「ぼくからみると」

福島第一原発事故以来、改めて著書が読み返されている高木仁三郎先生の著作の中に、素敵な絵本があるのをご存じですか?

「ぼくからみると―どきどきしぜん(かがくのとも傑作選)」

 夏休みの昼下がりのひとこま、ひょうたん池のまわりにいる子どもたちと池や野原や空の上のさまざまな生き物たち。田舎育ちのオバサンには自分の子ども時代と重なってくるとても懐かしい風景ですが、その風景が、子どもたち、生き物たちのそれぞれの視点からの風景として描かれていきます。

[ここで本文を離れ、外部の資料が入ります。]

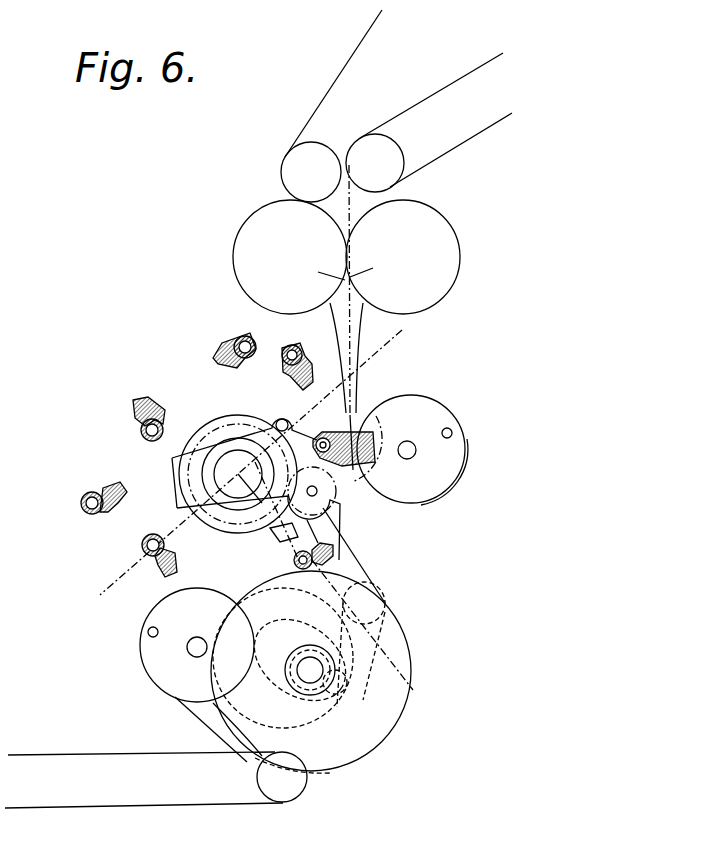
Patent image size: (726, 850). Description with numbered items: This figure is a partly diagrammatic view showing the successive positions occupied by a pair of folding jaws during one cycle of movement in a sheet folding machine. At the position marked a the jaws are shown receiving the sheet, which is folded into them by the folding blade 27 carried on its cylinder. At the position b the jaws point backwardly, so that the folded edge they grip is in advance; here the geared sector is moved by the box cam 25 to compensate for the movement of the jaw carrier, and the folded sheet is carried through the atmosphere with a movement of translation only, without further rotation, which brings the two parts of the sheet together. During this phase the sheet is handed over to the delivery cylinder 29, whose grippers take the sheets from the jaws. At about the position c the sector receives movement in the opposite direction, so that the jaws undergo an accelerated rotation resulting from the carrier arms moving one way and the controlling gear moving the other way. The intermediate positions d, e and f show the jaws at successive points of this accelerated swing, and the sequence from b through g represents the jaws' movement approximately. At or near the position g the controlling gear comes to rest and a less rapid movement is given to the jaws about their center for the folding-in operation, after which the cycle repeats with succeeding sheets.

The folding blade 27 is at (355, 462).
The delivery cylinder 29 is at (162, 684).
The box cam 25 is at (327, 712).
The folding jaws position a is at (325, 467).
The folding jaws position b is at (328, 555).
The folding jaws position c is at (158, 570).
The folding jaws position d is at (95, 513).
The folding jaws position e is at (138, 402).
The folding jaws position f is at (222, 342).
The folding jaws position g is at (285, 348).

 ある場所のあるひととき…時間にしたら10分間より短いでしょう…の風景が、その中で生きているさまざまな生き物(人間の子どもを含む)からの「見えた世界」「体験した世界」として切り取られ、テンポよく次々と描かれていきます。その多様な「見えた世界の断片」が、意識していてもしていなくても、かかわりあい折り重なって、一つの世界がなりたっているんですよね。そして、人も魚も虫も小動物も猛禽もそれぞれが生きている。
 

 はてなダイアリにこの絵本を紹介しているブログもありましたのでご紹介します。
2008-02-28

 煮詰まった時、この「なつやすみのひととき」、青い空と緑濃い里山の風景を思い出すとちょっとホッとして、気分を変えてまたがんばろうかな、と思ったりします。
 残念ながらアマゾンでも新本はなく、中古品で5500円が1点でているだけだったのですが、たぶん、図書館の絵本コーナーならおいているのではないかと思います。




 「反原発」でも「脱原発」でも「原発容認」でも、放射能がとても怖い人も、そうでない人も、ニセ科学批判の人も、ニセ科学批判批判の人も、いろいろな人に読んで感じて欲しいです。議論がエキサイトして泥沼化してしまったときにもお勧め。